Mirella se encontró con Magdalena y llorando, le contó todo a su amiga, que no podía disimular su alborozo. No temas, le dijo, al mismo tiempo que le palmeaba la espalda
En el comedor, le tocaba a Magdalena dirigir la oración. Mirella estaba presa de una gran confusión. Por un lado, se sentía inocente, pero por otro lado, había experimentado un gran placer ¿Cómo haría para comulgar con tan horroroso pecado?
Ella quiso hablar con el Padre José, porque a pesar de sus sensaciones, tenía la convicción de que Emilio no había querido ofenderla sólo agradecerle haber podido realizar su valorada obra.
La imagen de Emilio no la abandonaba. Recordaba su sonrisa amplísima, sus ojos del color de aquel mar que ella tanto amaba, su cabello rubio y rizado...el torso robusto...su aliento...su abrazo.
Se respiraba en el convento una atmósfera de tensión. Hacía dos días que Mirella no confesaba ni comulgaba. Ella sentía el vacío de las demás novicias, excepto de Magdalena que, mirándola con complicidad, le entregó una hoja de papel muy doblada. La muchacha encontró un momento para leer el mensaje que le había enviado Emilio
Temblando, comenzó a leer las bellas palabras donde el joven le confesaba la hermosa sensación que le causaba su proximidad. Le comunicaba que había sido expulsado, pero que el portero era un amigo y los ayudaría. Le pedía que abandonara el convento para ser su esposa.
Mirella estaba sumamente conmovida; aprisionó el mensaje en el bolsillo hábito cuando fue citada par conversar con la Hermana Superiora.
Ante la máxima autoridad, debió escuchar los más duros reproches y fue informada que en la semana, en una ceremonia donde asistirían todas las novicias, se le comunicaría cuál sería su castigo.

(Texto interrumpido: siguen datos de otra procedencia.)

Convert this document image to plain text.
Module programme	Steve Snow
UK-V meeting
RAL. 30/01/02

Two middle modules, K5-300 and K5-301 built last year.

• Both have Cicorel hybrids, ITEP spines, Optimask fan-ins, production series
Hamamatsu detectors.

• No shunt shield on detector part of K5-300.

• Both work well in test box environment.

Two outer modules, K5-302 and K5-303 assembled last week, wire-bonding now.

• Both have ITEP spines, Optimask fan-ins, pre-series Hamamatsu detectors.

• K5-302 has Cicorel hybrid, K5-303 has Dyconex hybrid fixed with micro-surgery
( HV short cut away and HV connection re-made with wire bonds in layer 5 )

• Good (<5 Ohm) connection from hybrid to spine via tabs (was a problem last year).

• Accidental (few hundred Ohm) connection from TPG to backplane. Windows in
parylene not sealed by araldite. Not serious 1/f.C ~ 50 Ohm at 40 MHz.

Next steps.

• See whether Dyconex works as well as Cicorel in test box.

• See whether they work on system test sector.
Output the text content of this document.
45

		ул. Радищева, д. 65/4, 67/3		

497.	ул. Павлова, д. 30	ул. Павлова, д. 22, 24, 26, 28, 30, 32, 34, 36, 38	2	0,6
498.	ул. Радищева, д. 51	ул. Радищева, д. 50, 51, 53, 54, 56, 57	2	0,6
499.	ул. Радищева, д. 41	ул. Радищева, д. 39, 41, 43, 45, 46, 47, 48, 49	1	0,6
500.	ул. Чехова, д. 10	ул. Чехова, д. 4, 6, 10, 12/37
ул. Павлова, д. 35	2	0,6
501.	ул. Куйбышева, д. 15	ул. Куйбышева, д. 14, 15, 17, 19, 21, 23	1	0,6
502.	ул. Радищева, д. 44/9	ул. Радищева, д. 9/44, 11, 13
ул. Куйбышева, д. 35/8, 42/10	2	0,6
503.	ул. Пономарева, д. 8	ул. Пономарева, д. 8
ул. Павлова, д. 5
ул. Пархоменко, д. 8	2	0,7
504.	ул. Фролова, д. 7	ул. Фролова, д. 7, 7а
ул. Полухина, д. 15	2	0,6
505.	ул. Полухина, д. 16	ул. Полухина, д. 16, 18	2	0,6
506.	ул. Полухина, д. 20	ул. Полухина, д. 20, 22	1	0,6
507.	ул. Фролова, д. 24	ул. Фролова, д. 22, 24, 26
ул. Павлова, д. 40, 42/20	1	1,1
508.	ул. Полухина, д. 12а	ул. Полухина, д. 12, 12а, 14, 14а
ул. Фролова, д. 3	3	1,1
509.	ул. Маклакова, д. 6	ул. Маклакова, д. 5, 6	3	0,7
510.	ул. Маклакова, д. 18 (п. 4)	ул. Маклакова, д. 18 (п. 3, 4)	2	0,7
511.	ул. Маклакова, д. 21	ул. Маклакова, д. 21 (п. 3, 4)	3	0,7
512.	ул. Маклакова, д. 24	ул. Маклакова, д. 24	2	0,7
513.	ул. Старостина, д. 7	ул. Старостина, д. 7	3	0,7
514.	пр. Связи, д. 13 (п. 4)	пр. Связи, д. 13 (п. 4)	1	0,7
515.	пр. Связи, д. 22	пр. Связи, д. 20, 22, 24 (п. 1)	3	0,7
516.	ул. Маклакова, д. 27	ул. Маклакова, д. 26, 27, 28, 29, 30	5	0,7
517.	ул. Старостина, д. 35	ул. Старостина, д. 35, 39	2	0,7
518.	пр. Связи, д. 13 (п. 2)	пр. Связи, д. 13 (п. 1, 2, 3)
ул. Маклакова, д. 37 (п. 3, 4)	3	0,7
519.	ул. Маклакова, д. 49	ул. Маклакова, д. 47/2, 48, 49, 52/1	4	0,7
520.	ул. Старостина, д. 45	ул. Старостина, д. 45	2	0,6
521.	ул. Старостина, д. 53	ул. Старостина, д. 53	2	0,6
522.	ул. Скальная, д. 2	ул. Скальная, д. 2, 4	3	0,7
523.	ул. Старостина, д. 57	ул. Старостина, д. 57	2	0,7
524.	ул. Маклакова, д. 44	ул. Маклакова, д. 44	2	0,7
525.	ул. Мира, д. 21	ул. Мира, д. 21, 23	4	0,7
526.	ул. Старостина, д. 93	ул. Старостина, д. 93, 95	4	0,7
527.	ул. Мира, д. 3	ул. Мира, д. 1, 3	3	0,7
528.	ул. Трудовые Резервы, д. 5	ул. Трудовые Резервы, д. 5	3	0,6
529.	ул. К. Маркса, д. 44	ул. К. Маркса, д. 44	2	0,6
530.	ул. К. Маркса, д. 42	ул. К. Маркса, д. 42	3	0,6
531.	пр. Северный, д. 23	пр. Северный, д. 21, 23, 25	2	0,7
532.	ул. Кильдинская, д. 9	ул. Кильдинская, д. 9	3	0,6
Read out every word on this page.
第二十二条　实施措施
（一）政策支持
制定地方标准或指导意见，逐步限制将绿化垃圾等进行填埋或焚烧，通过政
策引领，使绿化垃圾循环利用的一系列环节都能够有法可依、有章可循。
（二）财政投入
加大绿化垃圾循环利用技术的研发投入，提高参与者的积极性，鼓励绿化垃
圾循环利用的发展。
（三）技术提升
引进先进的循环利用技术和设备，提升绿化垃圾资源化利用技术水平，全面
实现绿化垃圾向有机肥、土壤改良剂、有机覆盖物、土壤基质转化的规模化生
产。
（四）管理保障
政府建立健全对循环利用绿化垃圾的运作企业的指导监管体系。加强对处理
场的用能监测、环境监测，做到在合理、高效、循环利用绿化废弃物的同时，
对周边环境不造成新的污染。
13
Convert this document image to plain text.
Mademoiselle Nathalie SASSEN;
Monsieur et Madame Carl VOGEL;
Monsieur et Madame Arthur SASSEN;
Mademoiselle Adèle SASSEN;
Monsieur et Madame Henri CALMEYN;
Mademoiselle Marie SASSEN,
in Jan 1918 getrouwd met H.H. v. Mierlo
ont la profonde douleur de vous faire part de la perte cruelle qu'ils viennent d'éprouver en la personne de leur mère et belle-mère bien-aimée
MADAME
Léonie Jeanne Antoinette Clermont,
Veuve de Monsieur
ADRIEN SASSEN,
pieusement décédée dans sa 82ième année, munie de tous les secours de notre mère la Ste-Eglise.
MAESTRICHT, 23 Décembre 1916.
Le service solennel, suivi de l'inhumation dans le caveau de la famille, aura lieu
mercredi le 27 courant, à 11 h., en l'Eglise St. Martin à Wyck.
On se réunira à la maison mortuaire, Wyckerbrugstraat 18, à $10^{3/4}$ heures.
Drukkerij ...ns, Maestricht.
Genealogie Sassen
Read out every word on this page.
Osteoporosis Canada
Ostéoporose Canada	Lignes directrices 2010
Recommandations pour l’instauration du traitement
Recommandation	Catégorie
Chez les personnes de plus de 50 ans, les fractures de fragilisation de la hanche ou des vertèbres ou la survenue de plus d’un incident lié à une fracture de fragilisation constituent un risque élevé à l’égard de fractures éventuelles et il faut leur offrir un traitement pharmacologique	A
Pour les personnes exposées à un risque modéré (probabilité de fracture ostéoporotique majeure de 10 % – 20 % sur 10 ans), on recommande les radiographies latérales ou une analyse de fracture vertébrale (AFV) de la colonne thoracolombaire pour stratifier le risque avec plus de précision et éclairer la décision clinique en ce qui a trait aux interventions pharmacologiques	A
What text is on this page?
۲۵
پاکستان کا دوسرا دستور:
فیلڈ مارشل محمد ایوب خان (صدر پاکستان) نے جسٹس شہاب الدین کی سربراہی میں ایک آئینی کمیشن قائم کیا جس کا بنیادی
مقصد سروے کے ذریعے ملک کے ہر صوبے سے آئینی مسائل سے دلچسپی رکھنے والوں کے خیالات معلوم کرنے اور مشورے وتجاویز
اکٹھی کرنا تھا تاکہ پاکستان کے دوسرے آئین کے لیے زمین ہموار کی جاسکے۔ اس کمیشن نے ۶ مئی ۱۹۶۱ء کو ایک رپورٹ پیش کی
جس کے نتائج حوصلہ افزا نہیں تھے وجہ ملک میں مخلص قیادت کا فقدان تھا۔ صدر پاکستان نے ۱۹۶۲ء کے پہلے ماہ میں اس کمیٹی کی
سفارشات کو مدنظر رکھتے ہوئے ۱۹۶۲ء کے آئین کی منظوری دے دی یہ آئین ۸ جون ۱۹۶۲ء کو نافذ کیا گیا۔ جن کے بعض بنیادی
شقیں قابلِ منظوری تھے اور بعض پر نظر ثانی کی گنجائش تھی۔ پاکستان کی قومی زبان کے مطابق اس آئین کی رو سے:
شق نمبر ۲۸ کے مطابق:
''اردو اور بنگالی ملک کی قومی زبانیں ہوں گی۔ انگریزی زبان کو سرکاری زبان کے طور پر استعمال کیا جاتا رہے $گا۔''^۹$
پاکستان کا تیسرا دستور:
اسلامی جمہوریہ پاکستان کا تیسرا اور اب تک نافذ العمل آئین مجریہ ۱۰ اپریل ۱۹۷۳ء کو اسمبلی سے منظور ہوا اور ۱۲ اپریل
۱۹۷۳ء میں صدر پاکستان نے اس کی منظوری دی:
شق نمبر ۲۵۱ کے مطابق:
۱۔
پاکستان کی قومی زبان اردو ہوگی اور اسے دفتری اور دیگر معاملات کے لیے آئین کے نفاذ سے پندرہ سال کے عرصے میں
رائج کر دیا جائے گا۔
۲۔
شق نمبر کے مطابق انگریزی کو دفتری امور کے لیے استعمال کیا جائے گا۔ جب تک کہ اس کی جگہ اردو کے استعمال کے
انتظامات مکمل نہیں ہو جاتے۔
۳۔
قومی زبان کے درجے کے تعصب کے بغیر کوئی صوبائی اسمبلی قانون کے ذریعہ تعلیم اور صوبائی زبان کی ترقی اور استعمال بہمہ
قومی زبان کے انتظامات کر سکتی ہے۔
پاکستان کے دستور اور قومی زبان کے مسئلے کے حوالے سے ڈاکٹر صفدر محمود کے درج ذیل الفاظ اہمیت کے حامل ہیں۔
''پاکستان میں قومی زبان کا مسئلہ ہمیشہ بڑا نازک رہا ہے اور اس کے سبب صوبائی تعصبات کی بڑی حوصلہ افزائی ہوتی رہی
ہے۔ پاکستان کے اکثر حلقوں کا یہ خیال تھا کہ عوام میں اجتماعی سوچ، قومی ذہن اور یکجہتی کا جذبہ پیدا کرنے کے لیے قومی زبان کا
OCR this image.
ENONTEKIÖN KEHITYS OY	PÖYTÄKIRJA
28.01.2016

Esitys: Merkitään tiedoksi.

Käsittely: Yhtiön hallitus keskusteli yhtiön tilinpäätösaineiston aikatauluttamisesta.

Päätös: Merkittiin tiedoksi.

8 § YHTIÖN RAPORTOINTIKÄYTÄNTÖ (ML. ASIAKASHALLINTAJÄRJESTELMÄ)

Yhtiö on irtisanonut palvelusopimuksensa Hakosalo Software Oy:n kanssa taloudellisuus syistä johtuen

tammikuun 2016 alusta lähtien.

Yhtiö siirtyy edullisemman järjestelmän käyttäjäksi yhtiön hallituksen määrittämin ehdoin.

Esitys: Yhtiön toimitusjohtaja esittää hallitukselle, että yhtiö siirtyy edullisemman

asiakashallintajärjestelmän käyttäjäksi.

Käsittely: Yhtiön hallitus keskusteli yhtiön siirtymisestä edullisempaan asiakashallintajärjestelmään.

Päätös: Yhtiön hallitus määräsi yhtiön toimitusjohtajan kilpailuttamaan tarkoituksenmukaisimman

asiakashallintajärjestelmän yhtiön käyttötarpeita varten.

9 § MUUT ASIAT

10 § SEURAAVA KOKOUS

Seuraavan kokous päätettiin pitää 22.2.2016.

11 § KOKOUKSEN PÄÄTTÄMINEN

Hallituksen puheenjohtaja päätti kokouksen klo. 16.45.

Le ordenaron que permaneciera en su habitación, que compartía con novicias con las que no había cambiado palabra.
Mirella, con gran angustia buscó a su amiga, pero no la encontró Su hermana había ido a buscarla.
No pudo dormir en toda la noche. Cuando aclaró, se levantó y se dirigió a la capilla. No podía evitar contemplar la pintura. El aroma de los materiales utilizados, contribuía a revivir los momentos sublimes que había vivido hacía pocos días.
El portero la vio y se le acercó. Con un gesto de solidaridad le entregó un mensaje de Emilio en el que le decía que hiciera todo lo posible por llegar hasta la puerta. Allí él la estaría esperando en un carruaje; que confiara en su amigo, que la ayudaría a escapar.
Viajaron hasta Ancona, a un pueblo llamad Castelfidardo, donde vivía Magdalena y su hermana que los esperaban con ansiedad en una antigua casa frente al Convento de las Monjas Benedictinas.
Las campanas repicaron un mediodía luminoso del mes de mayo, mientras los vecinos caminaban presurosos hacia el templo.
Nunca se supo cómo el Padre José llegó a la iglesia instantes antes de la ceremonia, pero sí que fue él quien muy emocionado unió en matrimonio a los enamorados.
Los flamantes esposos salieron radiantes del altar tomados del brazo; mientras una música celestial los acompañó hasta el atrio, donde recibieron muchos saludos con augurios de felicidad.
La sonrisa de Magdalena resaltaba entre todos los presentes, cuando con mucho amor, esperó a sus amigos para estrecharlos contra su pecho.
La novia lucía esplendorosa con su impecable hábito de novicia. Ceñía su cintura una tela envolvente de seda que caía graciosamente a la altura del ruedo. Cubría su cabeza un enorme manto de tul sujeto con una pequeña corona de flores silvestres que su fiel amiga había prendido en su cabello, haciendo juego con un gran ramo que aprisionaba su mano temblorosa.